You are seeing in debugger output just last lines starting from
PULONG ResultLength

  • and missing the closing ).

Best regards,
Alex Krol

Alex, I don’t have physical machine available for debugging here :frowning:

And a small update. After first call to WdfFdoInitQueryProperty references rdx=DeviceInit:
fffff800`003702e3 488b1a mov rbx,qword ptr [rdx]

consequent step overs don’t trigger bug checks. WDFDEVICE_INIT structure is allocated by framework and must be valid at that point.

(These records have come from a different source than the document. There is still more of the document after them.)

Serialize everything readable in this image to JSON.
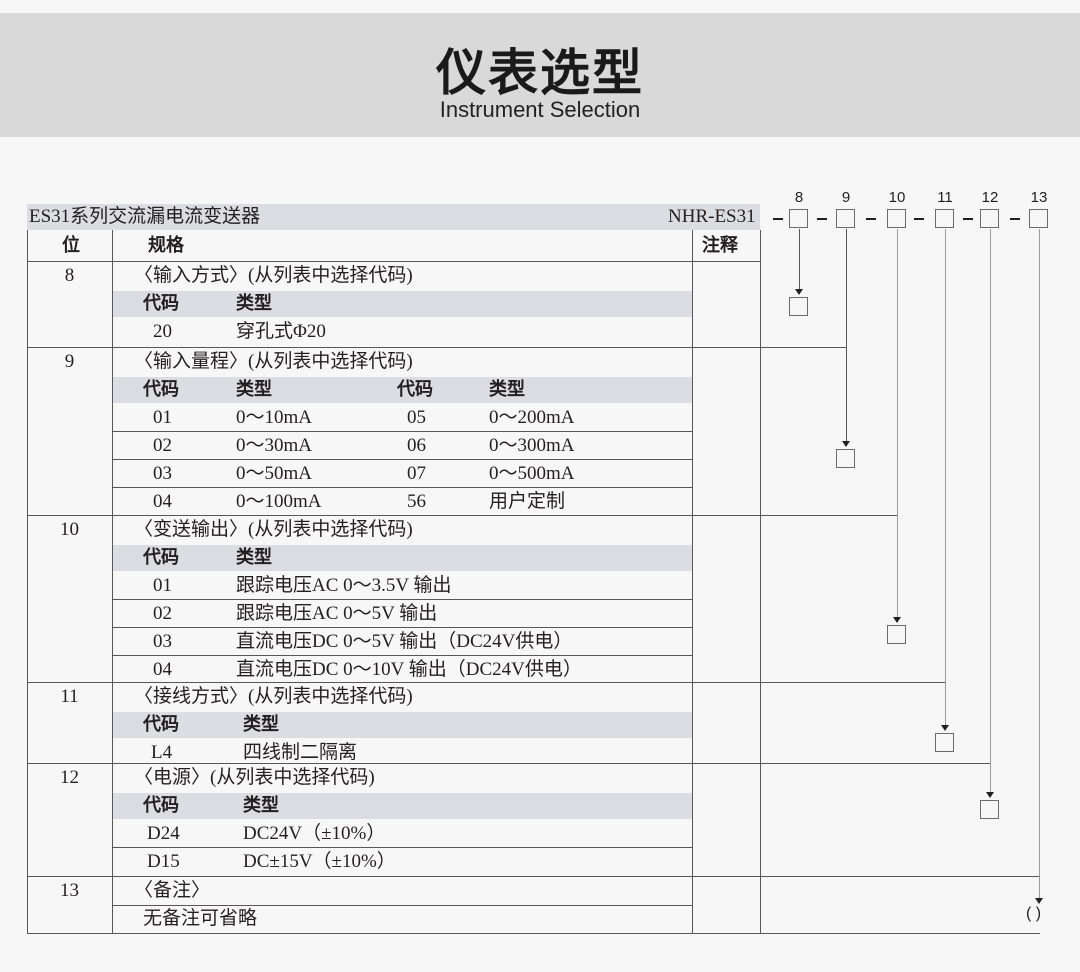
{
  "banner": {
    "title": "仪表选型",
    "subtitle": "Instrument Selection"
  },
  "table": {
    "product_title": "ES31系列交流漏电流变送器",
    "model": "NHR-ES31",
    "col_pos": "位",
    "col_spec": "规格",
    "col_note": "注释",
    "sections": [
      {
        "pos": "8",
        "caption": "〈输入方式〉(从列表中选择代码)",
        "headers": [
          "代码",
          "类型"
        ],
        "rows": [
          [
            "20",
            "穿孔式Φ20"
          ]
        ]
      },
      {
        "pos": "9",
        "caption": "〈输入量程〉(从列表中选择代码)",
        "headers": [
          "代码",
          "类型",
          "代码",
          "类型"
        ],
        "rows": [
          [
            "01",
            "0～10mA",
            "05",
            "0～200mA"
          ],
          [
            "02",
            "0～30mA",
            "06",
            "0～300mA"
          ],
          [
            "03",
            "0～50mA",
            "07",
            "0～500mA"
          ],
          [
            "04",
            "0～100mA",
            "56",
            "用户定制"
          ]
        ]
      },
      {
        "pos": "10",
        "caption": "〈变送输出〉(从列表中选择代码)",
        "headers": [
          "代码",
          "类型"
        ],
        "rows": [
          [
            "01",
            "跟踪电压AC 0～3.5V 输出"
          ],
          [
            "02",
            "跟踪电压AC 0～5V 输出"
          ],
          [
            "03",
            "直流电压DC 0～5V 输出（DC24V供电）"
          ],
          [
            "04",
            "直流电压DC 0～10V 输出（DC24V供电）"
          ]
        ]
      },
      {
        "pos": "11",
        "caption": "〈接线方式〉(从列表中选择代码)",
        "headers": [
          "代码",
          "类型"
        ],
        "rows": [
          [
            "L4",
            "四线制二隔离"
          ]
        ]
      },
      {
        "pos": "12",
        "caption": "〈电源〉(从列表中选择代码)",
        "headers": [
          "代码",
          "类型"
        ],
        "rows": [
          [
            "D24",
            "DC24V（±10%）"
          ],
          [
            "D15",
            "DC±15V（±10%）"
          ]
        ]
      },
      {
        "pos": "13",
        "caption": "〈备注〉",
        "note": "无备注可省略"
      }
    ]
  },
  "diagram": {
    "positions": [
      "8",
      "9",
      "10",
      "11",
      "12",
      "13"
    ],
    "last_placeholder": "( )"
  }
}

Second run with step into WdfFdoInitQueryProperty:
1: kd> !pool ffffe000017d8e20 <- rdx = DeviceInit
Pool page ffffe000017d8e20 region is Nonpaged pool

*ffffe000017d8e10 size: 1f0 previous size: 1c0 (Allocated) *FxDr
Pooltag FxDr : KMDF driver globals/generic pool allocation tag. Fallback tag in case driver tag is unusable., Binary : wdf01000.sys

What does ‘!pte ffffe000`20464c10’ say (run on dump from your first post)?

Kris

On Tue, Jan 14, 2014 at 12:49 PM, wrote:
> Second run with step into WdfFdoInitQueryProperty:
> 1: kd> !pool ffffe000017d8e20 <- rdx = DeviceInit
> Pool page ffffe000017d8e20 region is Nonpaged pool
> …
> *ffffe000017d8e10 size: 1f0 previous size: 1c0 (Allocated) *FxDr
> Pooltag FxDr : KMDF driver globals/generic pool allocation tag. Fallback tag in case driver tag is unusable., Binary : wdf01000.sys
>
>
> —
> NTDEV is sponsored by OSR
>
> Visit the list at: http://www.osronline.com/showlists.cfm?list=ntdev
>
> OSR is HIRING!! See http://www.osr.com/careers
>
> For our schedule of WDF, WDM, debugging and other seminars visit:
> http://www.osr.com/seminars
>
> To unsubscribe, visit the List Server section of OSR Online at http://www.osronline.com/page.cfm?name=ListServer


Kris

I haven’t done anything in KMDF for couple of years now so it might be
completely unrelated but did you check what’s going on the other CPUs?
I saw race conditions being more “visible” when debug stepping.

Kris

On Tue, Jan 14, 2014 at 1:21 PM, Krzysztof Uchronski wrote:
> What does ‘!pte ffffe000`20464c10’ say (run on dump from your first post)?
>
> Kris
>
> On Tue, Jan 14, 2014 at 12:49 PM, wrote:
>> Second run with step into WdfFdoInitQueryProperty:
>> 1: kd> !pool ffffe000017d8e20 <- rdx = DeviceInit
>> Pool page ffffe000017d8e20 region is Nonpaged pool
>> …
>> *ffffe000017d8e10 size: 1f0 previous size: 1c0 (Allocated) *FxDr
>> Pooltag FxDr : KMDF driver globals/generic pool allocation tag. Fallback tag in case driver tag is unusable., Binary : wdf01000.sys
>>
>>
>> —
>> NTDEV is sponsored by OSR
>>
>> Visit the list at: http://www.osronline.com/showlists.cfm?list=ntdev
>>
>> OSR is HIRING!! See http://www.osr.com/careers
>>
>> For our schedule of WDF, WDM, debugging and other seminars visit:
>> http://www.osr.com/seminars
>>
>> To unsubscribe, visit the List Server section of OSR Online at http://www.osronline.com/page.cfm?name=ListServer
>
>
>
> –
> Kris


Kris

Krzysztof, I was digging this right before you wrote :slight_smile:

Before unsuccessful call to WdfFdoInitQueryProperty (bp before call is made)
1: kd> !pte poi(DeviceInit)
VA ffffe00020464c10
PXE at FFFFF6FB7DBEDE00 PPE at FFFFF6FB7DBC0000 PDE at FFFFF6FB78000810 PTE at FFFFF6F000102320
contains 0000000000381863 contains 0000000000382863 contains 0000000000000000
pfn 381 —DA–KWEV pfn 382 —DA–KWEV not valid

After successful call to WdfFdoInitQueryProperty (bp after the call is made):

1: kd> !pte poi(DeviceInit)
VA ffffd00020464c10
PXE at FFFFF6FB7DBEDD00 PPE at FFFFF6FB7DBA0000 PDE at FFFFF6FB74000810 PTE at FFFFF6E800102320
contains 00000000002A4863 contains 00000000002A3863 contains 0000000000541863 contains 8000000002820963
pfn 2a4 —DA–KWEV pfn 2a3 —DA–KWEV pfn 541 —DA–KWEV pfn 2820 -G-DA–KW-V

Does this mean Windows fixes kernel PTEs on the fly? OK, but why does it bugcheck at that point?

PS: Other cores are idle.

  1. Do you ever map memory as non-cached, by any chance?

  2. List the breakpoints: bl

Does it show any stray breakpoints you forgot about?